Histoire du Cardinalat
Origines du Cardinalat
Le terme "cardinal" dérive du latin cardo (gond, pivot), symbolisant le rôle fondamental de ces ecclésiastiques comme "pivots" sur lesquels repose la gouvernance de l'Église. Les premières mentions de cardinaux remontent au IVe siècle, mais leur fonction était alors bien différente de celle que nous connaissons aujourd'hui.
À l'origine, les cardinaux étaient simplement les prêtres titulaires des principales églises de Rome, appelées "églises cardinalices". Ils assistaient l'évêque de Rome (le pape) dans l'administration du diocèse et la célébration des liturgies. Cette organisation locale s'est progressivement transformée en une institution d'envergure universelle.
Évolution Médiévale
C'est au XIe siècle, sous le pontificat de Nicolas II (1059-1061), que le rôle des cardinaux connaît une transformation décisive. Par le décret In Nomine Domini (1059), le pape confie aux cardinaux-évêques la responsabilité principale dans l'élection du souverain pontife, établissant ainsi les fondements du conclave moderne.
Au XIIe siècle, le collège des cardinaux s'affirme comme un véritable sénat ecclésiastique. Le pape Alexandre III, par le troisième concile du Latran (1179), établit que l'élection papale requiert désormais une majorité des deux tiers des cardinaux, règle qui perdure encore aujourd'hui.
Durant la période médiévale, les cardinaux acquièrent une influence considérable, non seulement dans les affaires ecclésiastiques mais aussi dans la diplomatie européenne. Beaucoup d'entre eux sont issus des grandes familles aristocratiques et servent d'intermédiaires entre le Saint-Siège et les puissances temporelles.
Époque Moderne
Le concile de Trente (1545-1563) marque un tournant dans l'histoire du cardinalat. Face aux défis de la Réforme protestante, l'Église redéfinit le profil des cardinaux, insistant davantage sur leurs qualités morales et théologiques que sur leur extraction sociale. Le pape Sixte V, par la bulle Postquam verus (1586), fixe à 70 le nombre maximal de cardinaux, structure qui restera en vigueur jusqu'au XXe siècle.
Aux XVIIe et XVIIIe siècles, les cardinaux continuent de jouer un rôle diplomatique crucial, représentant souvent les intérêts du Saint-Siège auprès des cours européennes. La figure du "cardinal-neveu" (un parent du pape élevé au cardinalat) est emblématique de cette période, bien que cette pratique ait été progressivement abandonnée.
Ère Contemporaine
Le XXe siècle voit une internationalisation sans précédent du collège cardinalice. Le pape Pie XII commence cette transformation, mais c'est surtout Jean XXIII et Paul VI qui, dans l'esprit du concile Vatican II (1962-1965), élargissent considérablement la représentation géographique des cardinaux.

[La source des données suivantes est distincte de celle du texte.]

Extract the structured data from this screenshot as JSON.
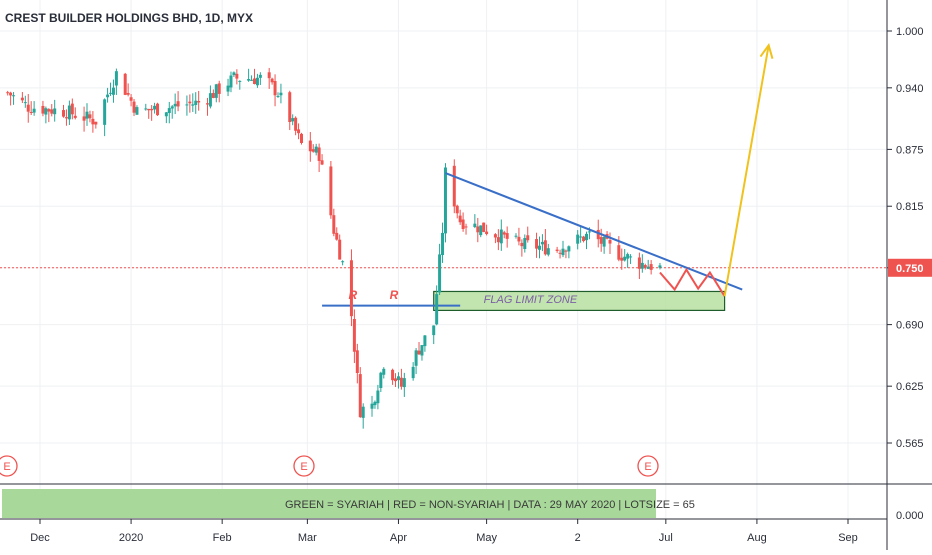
{
  "title": "CREST BUILDER HOLDINGS BHD, 1D, MYX",
  "price_axis": {
    "ticks": [
      "1.000",
      "0.940",
      "0.875",
      "0.815",
      "0.750",
      "0.690",
      "0.625",
      "0.565"
    ],
    "current_price": "0.750",
    "lower_pane_tick": "0.000"
  },
  "time_axis": {
    "ticks": [
      "Dec",
      "2020",
      "Feb",
      "Mar",
      "Apr",
      "May",
      "2",
      "Jul",
      "Aug",
      "Sep"
    ]
  },
  "annotations": {
    "flag_zone_label": "FLAG LIMIT ZONE",
    "r_markers": [
      "R",
      "R"
    ],
    "earnings_markers": [
      "E",
      "E",
      "E"
    ]
  },
  "legend_bar": {
    "text": "GREEN = SYARIAH  |  RED = NON-SYARIAH  | DATA : 29 MAY 2020  |  LOTSIZE = 65"
  },
  "colors": {
    "up": "#26a69a",
    "down": "#ef5350",
    "trendline": "#3a6fc8",
    "arrow": "#f0c21e",
    "flag_zone_fill": "#b7dfa0",
    "flag_zone_border": "#1f5e2c",
    "price_tag": "#ef5350",
    "legend_fill": "#a8d99a"
  },
  "chart_data": {
    "type": "candlestick",
    "x_ticks": [
      "Dec",
      "2020",
      "Feb",
      "Mar",
      "Apr",
      "May",
      "2",
      "Jul",
      "Aug",
      "Sep"
    ],
    "y_ticks": [
      1.0,
      0.94,
      0.875,
      0.815,
      0.75,
      0.69,
      0.625,
      0.565
    ],
    "ylim": [
      0.53,
      1.02
    ],
    "last_price": 0.75,
    "close_path": [
      {
        "x": "2019-11-20",
        "y": 0.935
      },
      {
        "x": "2019-11-27",
        "y": 0.92
      },
      {
        "x": "2019-12-10",
        "y": 0.915
      },
      {
        "x": "2019-12-20",
        "y": 0.905
      },
      {
        "x": "2019-12-27",
        "y": 0.955
      },
      {
        "x": "2020-01-03",
        "y": 0.915
      },
      {
        "x": "2020-01-15",
        "y": 0.92
      },
      {
        "x": "2020-01-25",
        "y": 0.925
      },
      {
        "x": "2020-02-05",
        "y": 0.95
      },
      {
        "x": "2020-02-15",
        "y": 0.95
      },
      {
        "x": "2020-02-20",
        "y": 0.935
      },
      {
        "x": "2020-02-28",
        "y": 0.88
      },
      {
        "x": "2020-03-05",
        "y": 0.87
      },
      {
        "x": "2020-03-10",
        "y": 0.79
      },
      {
        "x": "2020-03-13",
        "y": 0.755
      },
      {
        "x": "2020-03-16",
        "y": 0.7
      },
      {
        "x": "2020-03-19",
        "y": 0.6
      },
      {
        "x": "2020-03-23",
        "y": 0.605
      },
      {
        "x": "2020-03-27",
        "y": 0.65
      },
      {
        "x": "2020-04-02",
        "y": 0.625
      },
      {
        "x": "2020-04-08",
        "y": 0.665
      },
      {
        "x": "2020-04-13",
        "y": 0.69
      },
      {
        "x": "2020-04-16",
        "y": 0.79
      },
      {
        "x": "2020-04-17",
        "y": 0.85
      },
      {
        "x": "2020-04-22",
        "y": 0.8
      },
      {
        "x": "2020-05-01",
        "y": 0.79
      },
      {
        "x": "2020-05-12",
        "y": 0.775
      },
      {
        "x": "2020-05-25",
        "y": 0.77
      },
      {
        "x": "2020-06-05",
        "y": 0.785
      },
      {
        "x": "2020-06-15",
        "y": 0.765
      },
      {
        "x": "2020-06-22",
        "y": 0.755
      },
      {
        "x": "2020-06-29",
        "y": 0.75
      }
    ],
    "trendline": [
      {
        "x": "2020-04-17",
        "y": 0.85
      },
      {
        "x": "2020-07-27",
        "y": 0.727
      }
    ],
    "support_line": {
      "from": "2020-03-06",
      "to": "2020-04-22",
      "y": 0.71
    },
    "flag_limit_zone": {
      "from": "2020-04-13",
      "to": "2020-07-21",
      "y_low": 0.705,
      "y_high": 0.725
    },
    "projected_zigzag": [
      {
        "x": "2020-06-29",
        "y": 0.745
      },
      {
        "x": "2020-07-04",
        "y": 0.727
      },
      {
        "x": "2020-07-08",
        "y": 0.748
      },
      {
        "x": "2020-07-12",
        "y": 0.728
      },
      {
        "x": "2020-07-16",
        "y": 0.745
      },
      {
        "x": "2020-07-21",
        "y": 0.72
      }
    ],
    "projected_breakout": [
      {
        "x": "2020-07-21",
        "y": 0.72
      },
      {
        "x": "2020-08-05",
        "y": 0.985
      }
    ]
  }
}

Jean-Paul II poursuit cette internationalisation et, en 1996, par la constitution apostolique Universi Dominici Gregis, réforme les règles du conclave tout en maintenant l'essentiel de la tradition. Il limite également le droit de vote aux cardinaux de moins de 80 ans.
Le pape François a encore accentué cette diversification, nommant des cardinaux issus de régions auparavant peu représentées, notamment d'Asie, d'Afrique et d'Océanie. Il a également modifié la composition du collège en privilégiant des pasteurs de "périphéries" plutôt que des titulaires de sièges traditionnellement cardinalices.
Le Collège Aujourd'hui
Aujourd'hui, le collège des cardinaux compte environ 120 membres électeurs (moins de 80 ans), auxquels s'ajoutent les cardinaux non-électeurs. Ils sont répartis en trois ordres : cardinaux-évêques, cardinaux-prêtres et cardinaux-diacres, bien que cette distinction soit devenue largement honorifique.
Le collège reflète désormais la diversité de l'Église universelle, avec des représentants de tous les continents. Cette évolution témoigne de la volonté de l'Église de s'adapter aux réalités du monde contemporain tout en préservant une institution millénaire qui a su traverser les âges.